There was? I think you need to go back a little further in time than 15 years ago. In the late 80's divorce was almost trendy, sadly. Now, my school was probably a little on the higher end of the bell curve - but in my graduating class of 450 something there were /2/ students whose birth parents were still together.

Primarily external? Lord, you know - if you were to have said something to me during that time period of my life, you most certainly would have been laughed at. Family dysfunction is certainly no new invention, and teens have been getting a large chunk of their problems from within their family for ages - since, I would believe, the first teen wanted to spread his or her wings and be their own individual.

Things aren't like they were 14 or 15 years ago, no. In fact, in many many ways the world is a much more dangerous place for a teen. In some ways, it's a safer place. Things are different, and yet, eerily similar to how they were then, and I would even imagine, before then - sometimes it's amazing at how things can change so much, and yet, be the same at the same time.
on Jan 15, 2004
Isn't that the essence of adolescence? Everything seems so new... to each generation. All I think that anyone can to is hope that each gets through it as best they can.
on Jan 15, 2004
Let us remember that each generation has more and more knowledge at their fingertips than the last generation had.
Could that mean intelligence expands a little quicker than in bygone eras?
And yes, every generation experiences something 'new' that the last generation didn't have..
Whether it be science & technology, to music and movies. These things influence the youth and how they see things..and therefore changes how they grow up..
Though most "melodrama" is an adolescent fasicnation..but alot of adults never grow out of that.
on Jan 15, 2004
Funny how my parents were so right and I was so wrong about so many things. In retrospect I should have listened to them a hell of a lot more. Then again some things I was probably better off learning for myself. Or so I keep telling myself anyway
on Jan 15, 2004
I was raised by a single mother. My dad left us when I was 4.
on Jan 15, 2004
Lunaticus: Information is not the same as wisdom.

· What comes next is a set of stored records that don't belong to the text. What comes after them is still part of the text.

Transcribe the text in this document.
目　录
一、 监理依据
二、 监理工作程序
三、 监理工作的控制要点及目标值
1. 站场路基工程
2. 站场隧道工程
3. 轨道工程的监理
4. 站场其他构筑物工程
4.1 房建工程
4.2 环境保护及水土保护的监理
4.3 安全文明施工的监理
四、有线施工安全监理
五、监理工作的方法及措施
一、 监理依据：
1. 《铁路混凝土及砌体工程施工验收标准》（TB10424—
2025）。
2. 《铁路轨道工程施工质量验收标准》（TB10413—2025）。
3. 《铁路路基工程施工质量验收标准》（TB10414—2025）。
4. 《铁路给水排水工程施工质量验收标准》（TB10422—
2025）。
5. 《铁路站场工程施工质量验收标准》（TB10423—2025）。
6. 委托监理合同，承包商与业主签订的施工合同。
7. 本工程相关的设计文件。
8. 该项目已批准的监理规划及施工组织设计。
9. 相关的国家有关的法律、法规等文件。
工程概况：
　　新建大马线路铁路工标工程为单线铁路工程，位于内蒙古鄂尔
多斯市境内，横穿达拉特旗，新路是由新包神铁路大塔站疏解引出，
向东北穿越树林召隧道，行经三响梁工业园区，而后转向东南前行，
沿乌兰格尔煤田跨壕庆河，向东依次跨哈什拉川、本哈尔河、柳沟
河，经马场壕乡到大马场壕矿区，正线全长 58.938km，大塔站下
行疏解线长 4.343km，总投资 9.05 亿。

When it comes to the gathering of wisdom there is no substitute for time.
on Jan 17, 2004
I agree completely. Wisdom is much different than Intelligence/Information. It says so on my AD&D character sheet! I miss 1st addition. sigh
on Jan 17, 2004
As a recap on my last comment (I need to stop doing this and get it right the first time)
Rare is the person who accepts the wisdom that Fire is Hot. Most people have to get burned before they fully understand..As per what Anio said..
Some things are only learned for one's self.
on Jan 20, 2004
The Governor of Illinois, Rod R. Blagojevitch, has decided to hold a meeting with the governors of Mississippi and Iowa concerning ways to cut medicare costs. One solution discussed in the meeting will be creating the legislative environment for importing unlimited amounts of prescription drugs from Canadian online pharmacies (like http://www.Candrugstore.com http://www.canadahealthlink.com, http://medicinecenter.ca, etc.). Blagojevitch says Bush's last Medicare bill is help given more to pharmaceutical giant companies than to the people of America.
on Jan 28, 2004
I hear a lot of people talking about how much they should have listened to their parents. What's that supposed to mean? "I wish I was a dependant pansy as a kid"? Honestly folks, it's better the way it is, even if you make more mistakes along the way That's how you learn.